Les discours d’Ahmadinejad en diverses occasions devant des milliers d’adeptes en noir sont ponctués des cris de «mort à Israël» et «mort à l’Amérique». Il incarne caricaturalement le danger d’un Iran qui pourrait posséder l’arme nucléaire. 
Paradoxalement, c’est sous son mandat que Téhéran entame une marche arrière sur le nucléaire et se lance dans des négociations secrètes avec les Etats-Unis. «Les hommes politiques qui veulent la bombe nucléaire sont des attardés politiques», dit-il dès 2008 en marge de l’Assemblée générale de l’ONU à New York. 
Affirmant que l’Iran n’avait pas besoin de bombe nucléaire, il avait commenté : «Si les armes nucléaires avaient quelque efficacité, elles auraient empêché l’effondrement de l’Union soviétique ou aidé les Etats-Unis à sortir d’Irak.»

2017 : «C’est l’un des deals les plus stupides que j’ai jamais vus…

…où l’on rend 150 milliards à un pays, où on lui donne 1,7 milliard de dollars en liquide». Lors de cette déclaration au lendemain de son élection, Trump s’apprêtait à «déchirer l’accord» sur le nucléaire signé en 2015 au terme de longues années de négociations internationales. 

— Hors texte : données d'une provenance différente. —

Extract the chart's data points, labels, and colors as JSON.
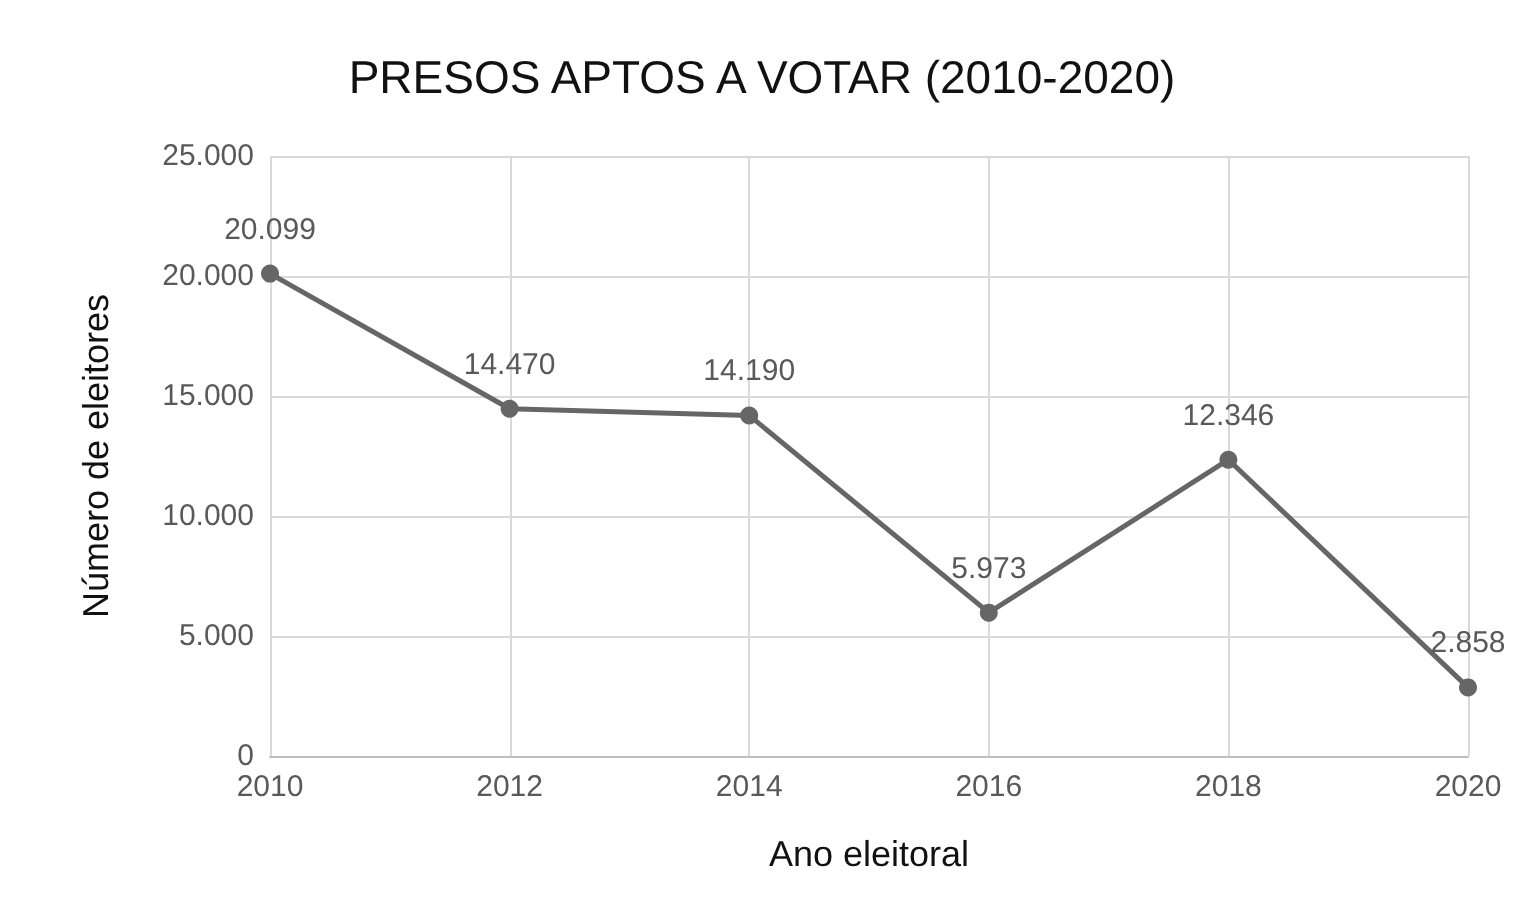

L’élection du président modéré Hassan Rohani, en septembre 2013, avait poussé Obama à engager le dialogue avec l’Iran après trente ans de rupture. La signature de l’accord sur le nucléaire en juillet 2015, validé par une résolution du Conseil de sécurité de l’ONU, permet à Téhéran d’obtenir la levée d’une partie des sanctions internationales visant le pays. 
En échange, l’Iran accepte de limiter drastiquement son programme nucléaire et s’engage à ne jamais chercher à se doter de l’arme atomique. 
Le guide suprême Khamenei avait évoqué une «flexibilité héroïque» en acceptant les négociations. 
Obama salue un accord «historique qui démontre l’efficacité de la diplomatie». Ce court intermède d’entente entre les ennemis vieux de quarante ans est aujourd’hui au bord du gouffre.